All Spaniards live within 50 kilometers of a Franco mass grave | Culture

The Secretary of State for Democratic Memory and RTVE presented on Wednesday an interactive map with data of the almost 6,000 Civil War graves located throughout the country. Cristina Bravo, director of RNE News, explained that no Spaniard lives more than 50 kilometers from these clandestine burials, some individual and others with the remains of more than 3,000 victims, such as that in the San Rafael cemetery (Málaga). The presentation of the map took place at the headquarters of the Cervantes Institute, whose director, Luis García Montero, served as host and congratulated himself for having organized “an act of memory and against disinformation”.

Fernando Martínez, Secretary of State for Democratic Memory, recalled that 20 years ago he was entrusted with the task of coordinating the preparation of the first map of the tombs of Andalusia. “Since then,” he said, “much progress has been made. During the government of José Luis Rodríguez Zapatero, the state map of graves counted 2,000. Today there are more than 5,000.” The map shows the clandestine burials of the victims murdered by the two sides that faced each other in the Civil War, but Martínez underlined that while “the graves of the winners were exhumed after the war, those of the losers, the republicans, began only with the arrival of democracy and with many difficulties.”

The first exhumations of those shot during the Civil War took place after Franco’s death. “I opened my father’s grave with my own hands,” Esperanza Pérez Zamora told this newspaper in 2012. During the years of the democratic transition, she investigated, city by city, where eight relatives who had been shot were located. He ended up exhuming, together with other families, 150 victims of the Franco regime. In those first years after the dictator’s death, a group of widows and children of those who were shot set out to search for and open the graves where the assassins had thrown their loved ones. In Navarra and La Rioja, kneeling on the ground, with no other tools than a shovel and their own hands, they were accompanied by some priests who were ashamed of the Church’s role during the Civil War, when their ecclesiastical superiors supported the military coup as a “crusade”. The coup attempt of 23 February 1981 stopped that process, which resumed in 2000 thanks to the push of civil society.

The Secretary of State explained that almost 18 thousand victims have already been exhumed. Coroner Francisco Etxeberria estimates that there are around 11,000 skeletons left to be recovered from Franco’s graves. Martínez insisted that opening them “doesn’t open the wounds, it closes them,” and recalled a recent confrontation with “an important PP leader” who asked him: “Why don’t you leave the dead alone?” “I asked him, in turn, what he would do if he knew that his mother was lying like a dog in the mountains.
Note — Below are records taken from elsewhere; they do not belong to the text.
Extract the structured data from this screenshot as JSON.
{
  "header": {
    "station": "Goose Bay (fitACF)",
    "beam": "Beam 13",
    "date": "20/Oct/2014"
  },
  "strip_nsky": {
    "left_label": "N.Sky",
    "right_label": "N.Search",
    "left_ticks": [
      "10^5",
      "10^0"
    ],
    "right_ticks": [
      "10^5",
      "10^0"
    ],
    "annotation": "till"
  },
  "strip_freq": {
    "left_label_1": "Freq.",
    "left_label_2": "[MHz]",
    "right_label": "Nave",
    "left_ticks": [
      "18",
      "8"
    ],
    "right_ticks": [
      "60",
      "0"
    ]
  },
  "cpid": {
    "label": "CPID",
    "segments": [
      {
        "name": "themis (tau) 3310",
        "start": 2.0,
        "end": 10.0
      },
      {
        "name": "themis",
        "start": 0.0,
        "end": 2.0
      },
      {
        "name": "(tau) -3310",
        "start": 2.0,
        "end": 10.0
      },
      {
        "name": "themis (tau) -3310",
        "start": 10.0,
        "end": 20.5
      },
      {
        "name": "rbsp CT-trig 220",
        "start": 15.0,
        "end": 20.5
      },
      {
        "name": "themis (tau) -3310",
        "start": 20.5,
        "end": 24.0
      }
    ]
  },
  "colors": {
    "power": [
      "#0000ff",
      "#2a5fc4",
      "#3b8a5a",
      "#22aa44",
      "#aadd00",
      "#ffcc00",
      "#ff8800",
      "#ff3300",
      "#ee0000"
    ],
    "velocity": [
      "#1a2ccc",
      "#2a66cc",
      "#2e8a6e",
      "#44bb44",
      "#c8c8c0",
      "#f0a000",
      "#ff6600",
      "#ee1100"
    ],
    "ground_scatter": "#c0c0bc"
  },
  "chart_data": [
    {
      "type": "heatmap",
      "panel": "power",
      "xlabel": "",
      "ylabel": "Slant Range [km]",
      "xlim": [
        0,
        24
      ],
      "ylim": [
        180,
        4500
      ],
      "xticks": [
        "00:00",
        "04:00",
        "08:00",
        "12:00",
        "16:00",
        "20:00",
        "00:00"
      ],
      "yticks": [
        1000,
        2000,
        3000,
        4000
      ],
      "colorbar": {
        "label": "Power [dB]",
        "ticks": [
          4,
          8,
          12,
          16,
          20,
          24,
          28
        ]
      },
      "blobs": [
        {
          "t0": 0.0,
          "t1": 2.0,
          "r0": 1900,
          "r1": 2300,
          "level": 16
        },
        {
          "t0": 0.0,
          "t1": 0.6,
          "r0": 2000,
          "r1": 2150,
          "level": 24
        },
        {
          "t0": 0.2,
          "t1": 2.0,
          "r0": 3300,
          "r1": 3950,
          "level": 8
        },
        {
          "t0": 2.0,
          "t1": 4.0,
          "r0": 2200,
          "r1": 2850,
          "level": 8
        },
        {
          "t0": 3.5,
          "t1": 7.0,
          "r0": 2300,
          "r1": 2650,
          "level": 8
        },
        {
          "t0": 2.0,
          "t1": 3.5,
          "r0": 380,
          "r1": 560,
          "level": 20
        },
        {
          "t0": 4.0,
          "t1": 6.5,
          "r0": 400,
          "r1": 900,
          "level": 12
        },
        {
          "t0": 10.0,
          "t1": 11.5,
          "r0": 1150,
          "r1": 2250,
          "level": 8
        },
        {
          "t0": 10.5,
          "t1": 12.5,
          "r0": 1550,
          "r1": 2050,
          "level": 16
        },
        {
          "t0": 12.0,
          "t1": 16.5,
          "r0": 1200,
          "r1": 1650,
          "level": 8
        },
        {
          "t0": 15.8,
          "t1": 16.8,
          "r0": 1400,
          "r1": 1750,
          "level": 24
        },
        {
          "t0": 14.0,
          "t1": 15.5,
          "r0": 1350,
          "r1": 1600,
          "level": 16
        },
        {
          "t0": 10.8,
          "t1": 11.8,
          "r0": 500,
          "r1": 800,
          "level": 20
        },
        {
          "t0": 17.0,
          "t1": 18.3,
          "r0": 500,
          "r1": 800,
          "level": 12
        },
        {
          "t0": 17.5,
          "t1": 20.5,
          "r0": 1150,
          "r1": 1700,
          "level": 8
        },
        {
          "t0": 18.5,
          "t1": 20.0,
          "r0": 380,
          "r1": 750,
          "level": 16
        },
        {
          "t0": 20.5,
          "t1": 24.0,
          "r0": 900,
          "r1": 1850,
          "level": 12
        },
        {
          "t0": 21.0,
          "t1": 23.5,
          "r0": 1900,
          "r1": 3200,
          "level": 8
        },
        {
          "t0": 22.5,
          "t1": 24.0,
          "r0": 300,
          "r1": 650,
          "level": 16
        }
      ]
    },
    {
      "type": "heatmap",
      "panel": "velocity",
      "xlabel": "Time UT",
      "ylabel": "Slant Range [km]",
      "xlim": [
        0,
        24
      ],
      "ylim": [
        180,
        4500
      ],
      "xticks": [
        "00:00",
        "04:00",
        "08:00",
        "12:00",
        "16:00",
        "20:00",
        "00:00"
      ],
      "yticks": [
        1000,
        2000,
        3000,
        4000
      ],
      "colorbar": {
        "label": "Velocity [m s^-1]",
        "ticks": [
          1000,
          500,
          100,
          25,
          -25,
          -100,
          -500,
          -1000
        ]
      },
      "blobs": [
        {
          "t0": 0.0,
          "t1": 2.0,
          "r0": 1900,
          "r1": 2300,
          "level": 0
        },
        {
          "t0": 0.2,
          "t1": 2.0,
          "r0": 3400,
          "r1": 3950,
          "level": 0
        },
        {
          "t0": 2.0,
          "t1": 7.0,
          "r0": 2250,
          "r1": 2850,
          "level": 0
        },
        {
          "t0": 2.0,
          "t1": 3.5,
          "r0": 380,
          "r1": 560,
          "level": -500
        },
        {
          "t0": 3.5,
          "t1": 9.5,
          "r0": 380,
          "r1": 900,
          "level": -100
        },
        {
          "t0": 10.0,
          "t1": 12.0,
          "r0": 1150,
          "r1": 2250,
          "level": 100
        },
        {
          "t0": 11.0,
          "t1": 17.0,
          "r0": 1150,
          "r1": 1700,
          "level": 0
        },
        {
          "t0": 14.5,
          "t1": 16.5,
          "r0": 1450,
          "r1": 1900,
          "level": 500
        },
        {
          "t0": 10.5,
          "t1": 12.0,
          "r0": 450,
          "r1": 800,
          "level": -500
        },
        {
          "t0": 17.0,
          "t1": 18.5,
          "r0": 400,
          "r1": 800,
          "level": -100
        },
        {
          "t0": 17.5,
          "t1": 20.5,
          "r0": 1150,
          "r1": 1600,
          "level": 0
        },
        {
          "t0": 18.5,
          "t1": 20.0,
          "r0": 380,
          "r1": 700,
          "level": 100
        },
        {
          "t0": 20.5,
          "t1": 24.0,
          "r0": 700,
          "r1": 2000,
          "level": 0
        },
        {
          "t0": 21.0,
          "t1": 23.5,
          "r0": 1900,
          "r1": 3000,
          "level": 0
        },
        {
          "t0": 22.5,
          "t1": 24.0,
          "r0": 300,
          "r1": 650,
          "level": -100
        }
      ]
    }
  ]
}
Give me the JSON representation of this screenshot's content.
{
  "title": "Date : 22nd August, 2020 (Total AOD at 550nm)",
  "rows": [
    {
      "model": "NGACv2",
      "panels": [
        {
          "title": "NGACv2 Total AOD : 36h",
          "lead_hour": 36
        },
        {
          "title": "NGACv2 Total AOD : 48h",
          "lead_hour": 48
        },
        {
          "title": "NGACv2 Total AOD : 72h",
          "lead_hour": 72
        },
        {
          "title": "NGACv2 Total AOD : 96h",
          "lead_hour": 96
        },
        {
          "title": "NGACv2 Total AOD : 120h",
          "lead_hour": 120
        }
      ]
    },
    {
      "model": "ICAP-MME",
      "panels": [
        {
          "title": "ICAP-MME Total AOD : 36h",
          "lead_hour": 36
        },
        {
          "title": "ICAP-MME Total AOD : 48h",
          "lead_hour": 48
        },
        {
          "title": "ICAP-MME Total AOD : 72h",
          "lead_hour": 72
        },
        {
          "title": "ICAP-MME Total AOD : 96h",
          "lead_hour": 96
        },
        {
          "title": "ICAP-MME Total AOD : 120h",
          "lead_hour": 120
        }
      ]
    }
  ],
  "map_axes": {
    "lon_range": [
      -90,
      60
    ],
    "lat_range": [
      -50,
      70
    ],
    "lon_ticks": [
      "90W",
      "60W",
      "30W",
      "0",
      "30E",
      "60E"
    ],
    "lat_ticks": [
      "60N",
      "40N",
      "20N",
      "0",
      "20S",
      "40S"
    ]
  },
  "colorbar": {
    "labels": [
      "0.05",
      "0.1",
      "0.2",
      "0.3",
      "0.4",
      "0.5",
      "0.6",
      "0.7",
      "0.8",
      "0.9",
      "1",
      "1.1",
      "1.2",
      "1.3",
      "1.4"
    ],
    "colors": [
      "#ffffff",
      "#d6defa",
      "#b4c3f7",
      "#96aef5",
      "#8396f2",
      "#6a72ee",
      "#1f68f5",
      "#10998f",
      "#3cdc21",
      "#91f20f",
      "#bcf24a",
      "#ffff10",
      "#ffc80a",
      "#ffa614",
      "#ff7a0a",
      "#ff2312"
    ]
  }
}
And he remained silent.”

Rosa León, who during the Transition popularized the poem as an anthem against the death penalty At dawn, by Luis Eduardo Aute, current advisor of RTVE, presented the interactive map as “a tool for the memory of today and tomorrow to learn about the reality of the past”. “We all lose when the truth loses; we all fail when we are complicit in the cover-up,” he added. In this sense, Martínez considered it a success that, thanks to the agreement with RTVE, the map of the tombs appears on the website of the Secretariat of State for Memory to increase its diffusion and thus “fight the reactionary wave on a global scale”. Pilar Bernal, director of digital content at RTVE, underlined that the interactive map has a great contribution from the historical archive of the public body, “a legacy of all Spaniards”.

The interactive tool contains information on around 67,000 victims, such as María Domínguez, Spain’s first democratic mayor, who was murdered in 1936 and whose remains were exhumed and identified in 2021. Or those of José Sosa, a tinker killed in 1937. The family was told that he had eloped with another woman. His daughter Pino managed to recover the remains in 2017. José Sosa had not escaped; He lay together with 13 other murdered people in the Tenoya well, in Arucas (Gran Canaria), covered in rubbish and quicklime. They had even thrown the chassis of a truck into it.